Il cacciatore chiuse le palpebre, esausto da quella conversazione. « Non sono migliore di molte altre persone, Cas. Non ho mai avuto la possibilità di capire cosa voglia di ‘amare’. Tu sei un guerriero, un soldato, - pronunciò con aria solenne, puntando gli occhi verdi in quelli blu notte, - sai perfettamente che durante una battaglia non puoi cedere ai sentimenti.» Disse, portando una mano alla guancia leggermente ispida dell’angelo. « E la mia vita, Cas, è stata una guerra continua.»
L’essere divino abbassò lo sguardo, mentre la verità di quelle parole gli perforava la mente.
« Vorrà dire che t’insegnerò io. In fondo, la mia essenza è fatta di amore
« L’amore che scorre nel tuo corpo, Castiel, non potrà mai essere equiparabile a quello che potrei provare io per te: tu appartieni a Dio, io a te. Non so se ti amo perché non so cosa significhi, ma ciò di cui sono certo è che tu sei parte della mia famiglia. » Sospirò. « E sarai sempre parte di me.»
L’atmosfera si fece tesa, immobile, fragile come un vaso di cristallo in bilico su un filo di rame. Tutte quelle parole, sussurrate a mezza voce, si smarrirono nell’aria notturna, perdendo il loro vero significato.
Non ci fu bisogno di riflettere, di meditare ulteriormente, di razionalizzare quell’attimo di pura estasi.
Le labbra combaciarono alla perfezione, quasi fossero nate per incontrarsi a metà strada, toccandosi lievemente. Nessuno dei due si sentiva abbastanza pronto per approfondire quel contatto, perché esso stesso racchiudeva in sé una miriade di pensieri, emozioni e sentimenti che, difficilmente, potevano essere espressi verbalmente.
 
 
Fu quando Castiel si staccò da lui, tornando ad appoggiare la testa sulla spalla dell’umano, che il Winchester comprese quanto poco gli appartenesse l’appellativo eroe. Quanto poco vi fosse, in lui, di esemplare.
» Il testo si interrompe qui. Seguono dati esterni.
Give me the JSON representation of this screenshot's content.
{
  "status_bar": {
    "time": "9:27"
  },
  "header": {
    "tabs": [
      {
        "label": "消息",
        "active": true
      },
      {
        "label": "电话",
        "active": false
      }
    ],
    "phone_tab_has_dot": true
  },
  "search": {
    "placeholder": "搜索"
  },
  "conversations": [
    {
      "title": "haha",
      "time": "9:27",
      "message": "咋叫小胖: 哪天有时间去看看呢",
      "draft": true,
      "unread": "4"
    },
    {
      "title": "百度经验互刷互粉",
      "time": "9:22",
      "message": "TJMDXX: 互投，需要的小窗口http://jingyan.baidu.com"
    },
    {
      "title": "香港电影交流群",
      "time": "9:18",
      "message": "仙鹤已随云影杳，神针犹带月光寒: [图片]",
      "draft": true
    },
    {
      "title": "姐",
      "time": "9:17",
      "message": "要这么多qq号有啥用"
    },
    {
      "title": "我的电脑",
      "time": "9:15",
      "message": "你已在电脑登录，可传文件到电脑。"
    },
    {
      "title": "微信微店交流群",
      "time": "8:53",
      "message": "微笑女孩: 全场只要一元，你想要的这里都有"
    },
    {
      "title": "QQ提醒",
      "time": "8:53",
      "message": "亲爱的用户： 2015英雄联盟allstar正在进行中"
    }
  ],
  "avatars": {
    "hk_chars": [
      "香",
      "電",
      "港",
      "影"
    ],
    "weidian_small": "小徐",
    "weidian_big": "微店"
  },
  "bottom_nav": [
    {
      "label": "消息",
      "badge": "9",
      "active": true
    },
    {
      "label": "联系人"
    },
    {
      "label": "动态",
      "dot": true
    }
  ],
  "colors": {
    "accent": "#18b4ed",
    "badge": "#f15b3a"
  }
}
Dean non era (e non sarebbe stato mai) speciale. Tutto quello che aveva fatto nella sua esistenza, tutte le persone che aveva salvato ed i mostri che aveva ucciso, sarebbe servito a risarcire il suo reato più grande.
La sua colpa più grande.
Si era macchiato l’anima di un peccato terribile, imperdonabile, deteriorante. Non sarebbe bastato chiedere scusa, martirizzarsi, tornare all’Inferno per ottenere il perdono di Dio.
Poiché Dio stesso avrebbe avuto qualcosa da obiettare.
Dean aveva sporcato una creatura divina, le aveva insudiciato l’anima con la propria Umanità ponendola in condizione di dubitare, fallire e cadere. Aveva osato sfiorare Castiel, in modo così intimo da rafforzare la propria dipendenza verso colui il quale lo aveva salvato dalla perdizione.
E tutto ciò lo rendeva il peggiore tra i peccatori.
 
 
Per la seconda volta, nella sua vita, pregò.